Targeted therapy halts the growth of certain cancers by zeroing in on a signaling molecule critical to the survival of those cancer cells. The drugs work specifically in patients whose cancers contain mutations in a gene that encodes the epidermal growth factor receptor (EGFR), vascular endothelial growth factor VEGF, or some other pathway. Although these targeted therapies are initially effective in a subset of patients, the drugs eventually stop working, and the tumors begin to grow again.

All the VEGF/EGFR mutation or amplification studies can tell us is whether or not the cells are potentially susceptible to this mechanism of attack. They don't tell you if one targeted drug is better or worse than some other drug which may target a specific pathway. There are differences. The drug has to get inside the cells in order to target anything.

The "cell" is a system, an integrated, interacting network of genes, proteins and other cellular constituents that produce functions. You need to analyze the systems' response to drug treatments, not just one or a few pathways. The cell "function" methodology measures the net effect of all processes within the cancer, acting with and against each other in real time, and it tests living cells actually exposed to drugs and drug combinations of interest.

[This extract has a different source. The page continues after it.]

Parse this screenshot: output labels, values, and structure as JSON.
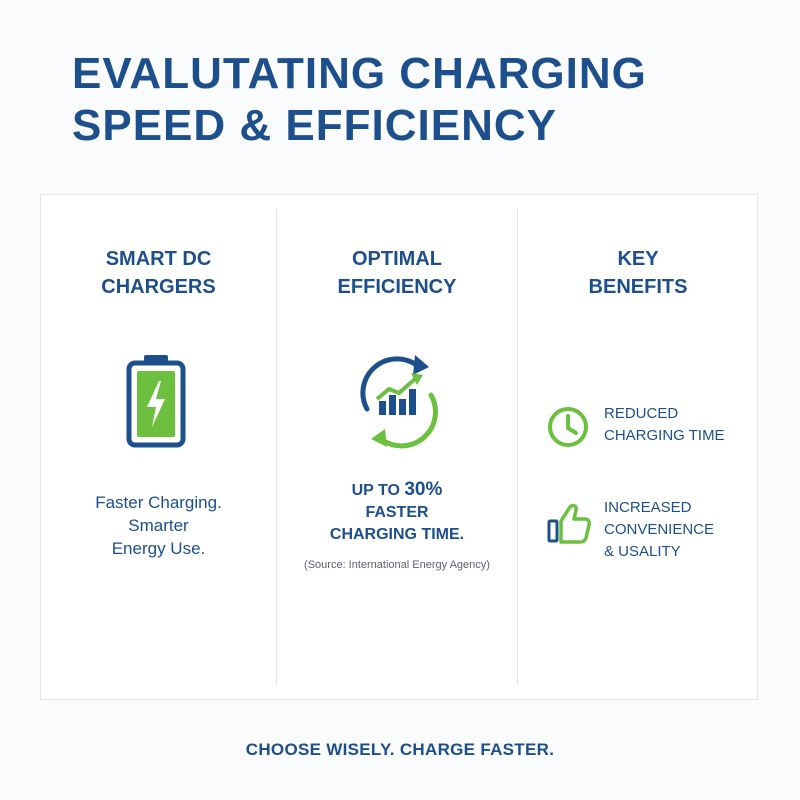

The ultimate driver of the functional assay is the cell, composed of hundreds of complex molecules that regulate the pathways necessary for vital cellular functions. If a targeted drug could perturb any one of these pathways, it is important to examine the effects of the drug within the context of the cell. It allows for testing of different drugs within the same class and drug combinations to detect drug synergy and drug antagonism.

VEGF/EGFR-targeted drugs are poorly-predicted by measuring the ostansible targets, but can be well-predicted by measuring the effect of the drug on the function of live cells. True synergy is rather uncommon in most adult solid tumors. Most drug combinations in diseases are merely additive, where the whole equals the sum of its parts, and not synergistic.

The best combinations are those in which there is true synergy and in which the toxicities of the drugs in the combination are non-overlapping, so that full doses of each drug may be given safely.